Solutions were prepared daily by dissolving HSA in a pH 7.4 buffer (50 mM phosphate + 100 mM NaCl). Aliquots of a 0.5 mM (P1) or 2 mM (P2) solutions were added via syringe to 2 mL of a 2 µM HSA solution placed in a quartz cell (path length: 1 cm) at 37 °C. The concentrated solutions of pigments were (a) prepared in 0.1 M HCl in MeOH for investigating flavylium–HSA binding (MeOH concentration ≤2.5%) or (b) incubated in the buffer for 24 h at 37 °C to ensure maximal conversion into the corresponding chalcones.

For investigating flavylium-HSA binding, a single addition was carried out with subsequent recording of the fluorescence spectrum and renewal of the sample for the next pigment concentration. In such conditions, the flavylium-to-chalcone conversion is negligible.

3.8. Data Analysis

All curve-fittings were carried out with the Scientist software (MicroMath, Salt Lake City, UT, USA) through least square regression. They yielded optimized values for the parameters implemented in the models (see Text & Appendix). Standard deviations are reported.

4. Conclusions

In this work, 3',4',7-trihydroxyflavylium chloride (P1) and its more water-soluble 7-O-β-d-glucopyranoside (P2), come up as suitable models for investigating important properties of anthocyanins: binding of iron ions and serum albumin, inhibition of lipid peroxidation induced by dietary iron in model gastric conditions.

Binding of Fe^III is typically fast, especially with the glucoside, and promotes both color variation (due to B-ring deprotonation and additional ligand-to-iron charge transfer) and stabilization (due to the quenching of chalcone formation). Binding of Fe^II by itself is not detectable at pH 4 but both pigments promote Fe^II autoxidation (followed by the binding of Fe^III thus formed), a phenomenon that can be considered protective as Fe^II is a potential pro-oxidant through the Fenton reaction. Here again, the glucoside appears superior in accelerating Fe^II autoxidation, so that the competing chalcone formation is barely detectable. Binding of serum albumin is weaker with the glucoside, probably because of steric repulsion. It is noteworthy that the chalcone forms a good HSA ligand. In particular, the chalcone glucoside binds HSA three times more tightly than the corresponding colored forms. Consequently, our study suggests that 3-deoxyanthocyanins could partly circulate under their chalcone form in the blood.

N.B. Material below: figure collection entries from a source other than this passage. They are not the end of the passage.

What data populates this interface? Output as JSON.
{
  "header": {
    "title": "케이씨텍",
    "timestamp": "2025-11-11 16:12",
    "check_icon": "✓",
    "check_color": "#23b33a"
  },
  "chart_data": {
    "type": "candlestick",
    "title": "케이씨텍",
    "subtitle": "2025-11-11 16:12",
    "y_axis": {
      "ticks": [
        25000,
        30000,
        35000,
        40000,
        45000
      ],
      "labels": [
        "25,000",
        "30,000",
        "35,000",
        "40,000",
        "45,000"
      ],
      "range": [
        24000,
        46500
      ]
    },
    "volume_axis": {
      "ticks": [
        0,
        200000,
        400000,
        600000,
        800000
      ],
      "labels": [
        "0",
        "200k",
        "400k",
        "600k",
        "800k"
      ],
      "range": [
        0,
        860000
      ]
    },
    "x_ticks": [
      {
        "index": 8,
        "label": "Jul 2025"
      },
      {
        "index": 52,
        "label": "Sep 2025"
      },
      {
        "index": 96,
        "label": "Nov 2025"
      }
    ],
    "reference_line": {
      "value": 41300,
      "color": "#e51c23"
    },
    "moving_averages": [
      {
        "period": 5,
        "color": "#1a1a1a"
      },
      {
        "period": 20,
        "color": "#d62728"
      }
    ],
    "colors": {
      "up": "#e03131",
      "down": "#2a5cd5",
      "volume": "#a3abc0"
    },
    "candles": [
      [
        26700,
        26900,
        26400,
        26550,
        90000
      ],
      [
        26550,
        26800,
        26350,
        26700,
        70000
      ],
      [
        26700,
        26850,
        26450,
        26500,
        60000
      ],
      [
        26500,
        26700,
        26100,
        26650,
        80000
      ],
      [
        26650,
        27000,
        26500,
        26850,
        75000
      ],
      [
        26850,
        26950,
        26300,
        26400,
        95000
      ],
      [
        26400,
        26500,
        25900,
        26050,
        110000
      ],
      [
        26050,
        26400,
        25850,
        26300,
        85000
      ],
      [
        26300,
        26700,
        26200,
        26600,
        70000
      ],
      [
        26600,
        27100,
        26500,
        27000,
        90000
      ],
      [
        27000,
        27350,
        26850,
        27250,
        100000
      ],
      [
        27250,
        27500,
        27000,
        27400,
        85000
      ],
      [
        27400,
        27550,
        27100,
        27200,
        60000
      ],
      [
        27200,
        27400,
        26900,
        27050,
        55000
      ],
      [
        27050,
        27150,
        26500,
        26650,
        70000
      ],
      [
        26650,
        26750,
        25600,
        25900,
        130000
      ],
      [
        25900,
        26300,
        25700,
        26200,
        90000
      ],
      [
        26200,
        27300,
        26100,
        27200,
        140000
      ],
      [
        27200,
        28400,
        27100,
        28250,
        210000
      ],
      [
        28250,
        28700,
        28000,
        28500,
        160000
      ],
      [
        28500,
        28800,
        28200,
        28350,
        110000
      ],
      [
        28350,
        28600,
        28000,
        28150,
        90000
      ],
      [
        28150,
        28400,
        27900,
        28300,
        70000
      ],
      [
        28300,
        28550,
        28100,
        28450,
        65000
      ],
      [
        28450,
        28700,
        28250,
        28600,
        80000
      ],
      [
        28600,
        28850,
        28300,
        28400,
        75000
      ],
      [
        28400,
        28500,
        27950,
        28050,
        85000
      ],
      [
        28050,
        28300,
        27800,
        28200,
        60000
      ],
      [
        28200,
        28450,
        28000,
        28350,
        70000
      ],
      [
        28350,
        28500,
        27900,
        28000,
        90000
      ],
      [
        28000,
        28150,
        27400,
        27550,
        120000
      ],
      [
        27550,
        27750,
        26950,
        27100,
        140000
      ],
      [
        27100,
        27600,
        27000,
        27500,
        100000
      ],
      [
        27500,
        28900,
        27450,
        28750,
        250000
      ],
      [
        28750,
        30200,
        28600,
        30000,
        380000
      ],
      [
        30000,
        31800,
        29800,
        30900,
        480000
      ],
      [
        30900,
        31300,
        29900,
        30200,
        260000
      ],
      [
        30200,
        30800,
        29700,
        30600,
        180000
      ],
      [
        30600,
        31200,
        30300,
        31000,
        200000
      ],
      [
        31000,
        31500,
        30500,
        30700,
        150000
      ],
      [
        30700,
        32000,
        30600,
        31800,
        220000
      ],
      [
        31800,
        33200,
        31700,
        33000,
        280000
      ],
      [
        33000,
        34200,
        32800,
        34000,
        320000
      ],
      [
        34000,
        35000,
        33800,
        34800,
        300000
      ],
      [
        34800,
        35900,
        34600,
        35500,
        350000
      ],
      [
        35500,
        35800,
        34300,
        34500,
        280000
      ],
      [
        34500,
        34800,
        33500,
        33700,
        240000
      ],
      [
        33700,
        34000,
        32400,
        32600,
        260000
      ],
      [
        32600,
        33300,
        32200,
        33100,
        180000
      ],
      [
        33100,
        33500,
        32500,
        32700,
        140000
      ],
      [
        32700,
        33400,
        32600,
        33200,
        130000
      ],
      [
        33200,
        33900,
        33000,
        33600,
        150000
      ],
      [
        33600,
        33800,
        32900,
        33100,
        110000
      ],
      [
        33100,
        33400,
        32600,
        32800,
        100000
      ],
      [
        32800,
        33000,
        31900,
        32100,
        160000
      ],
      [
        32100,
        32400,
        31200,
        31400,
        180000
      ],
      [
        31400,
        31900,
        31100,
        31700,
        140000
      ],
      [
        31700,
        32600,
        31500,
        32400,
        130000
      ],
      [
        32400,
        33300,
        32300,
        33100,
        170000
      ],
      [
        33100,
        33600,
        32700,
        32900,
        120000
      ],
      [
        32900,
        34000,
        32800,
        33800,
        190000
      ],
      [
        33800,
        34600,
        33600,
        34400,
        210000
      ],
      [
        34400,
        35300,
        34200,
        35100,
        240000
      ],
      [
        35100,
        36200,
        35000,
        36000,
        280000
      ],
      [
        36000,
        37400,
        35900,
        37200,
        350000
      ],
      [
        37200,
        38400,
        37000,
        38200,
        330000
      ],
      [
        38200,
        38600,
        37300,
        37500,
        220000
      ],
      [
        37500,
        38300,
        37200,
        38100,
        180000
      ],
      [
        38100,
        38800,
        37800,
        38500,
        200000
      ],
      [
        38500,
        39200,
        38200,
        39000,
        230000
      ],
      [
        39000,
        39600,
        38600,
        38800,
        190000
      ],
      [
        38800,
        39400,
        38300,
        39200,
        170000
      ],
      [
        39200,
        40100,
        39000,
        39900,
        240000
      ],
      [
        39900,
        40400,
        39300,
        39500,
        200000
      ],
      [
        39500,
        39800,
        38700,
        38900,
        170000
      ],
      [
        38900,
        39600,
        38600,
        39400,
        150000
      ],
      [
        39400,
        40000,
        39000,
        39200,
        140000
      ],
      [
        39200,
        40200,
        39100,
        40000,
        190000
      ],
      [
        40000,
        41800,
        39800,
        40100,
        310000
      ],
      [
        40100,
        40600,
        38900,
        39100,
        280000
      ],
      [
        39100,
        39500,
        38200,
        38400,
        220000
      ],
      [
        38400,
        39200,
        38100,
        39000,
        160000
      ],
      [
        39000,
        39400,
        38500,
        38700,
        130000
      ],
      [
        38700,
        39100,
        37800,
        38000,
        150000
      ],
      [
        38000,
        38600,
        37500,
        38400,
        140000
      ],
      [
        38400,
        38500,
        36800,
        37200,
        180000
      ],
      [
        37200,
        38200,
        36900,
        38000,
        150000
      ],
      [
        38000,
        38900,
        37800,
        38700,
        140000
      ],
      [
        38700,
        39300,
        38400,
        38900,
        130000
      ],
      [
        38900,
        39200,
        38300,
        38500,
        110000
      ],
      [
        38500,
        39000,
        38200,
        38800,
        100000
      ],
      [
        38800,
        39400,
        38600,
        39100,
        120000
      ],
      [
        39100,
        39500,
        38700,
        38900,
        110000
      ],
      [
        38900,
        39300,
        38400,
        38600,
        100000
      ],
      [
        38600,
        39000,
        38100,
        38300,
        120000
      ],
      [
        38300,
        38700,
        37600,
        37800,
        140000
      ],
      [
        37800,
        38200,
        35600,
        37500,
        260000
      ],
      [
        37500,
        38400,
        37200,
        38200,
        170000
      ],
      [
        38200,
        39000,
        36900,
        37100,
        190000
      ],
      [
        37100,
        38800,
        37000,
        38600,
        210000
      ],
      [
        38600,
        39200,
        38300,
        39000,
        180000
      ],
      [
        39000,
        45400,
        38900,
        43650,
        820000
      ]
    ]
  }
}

Finally, the chalcone forms appear as better inhibitors of heme-induced lipid peroxidation, especially in the case of the glucoside (poorly reactive in its colored form). This prevailing role of the colorless forms in the antioxidant protection afforded by anthocyanins is original and probably important as the physical conditions occurring in the GI tract (temperature, pH, interactions with dietary proteins) could well favor the conversion of the colored forms into the colorless forms.

Overall, 3-deoxyanthocyanins and their chalcones are potentially attractive colorants and antioxidants. Their stability and accessibility by chemical synthesis could foster industrial developments. For instance, iron–3-deoxyanthocyanin chelates could be used in the preparation of colored gels for applications in the food and cosmetic industries [48]. 3-Deoxyanthocyanins could also be developed as natural pH indicators, e.g., for food packaging [49]. They deserve additional investigation of their health-related properties (e.g., their bioavailability).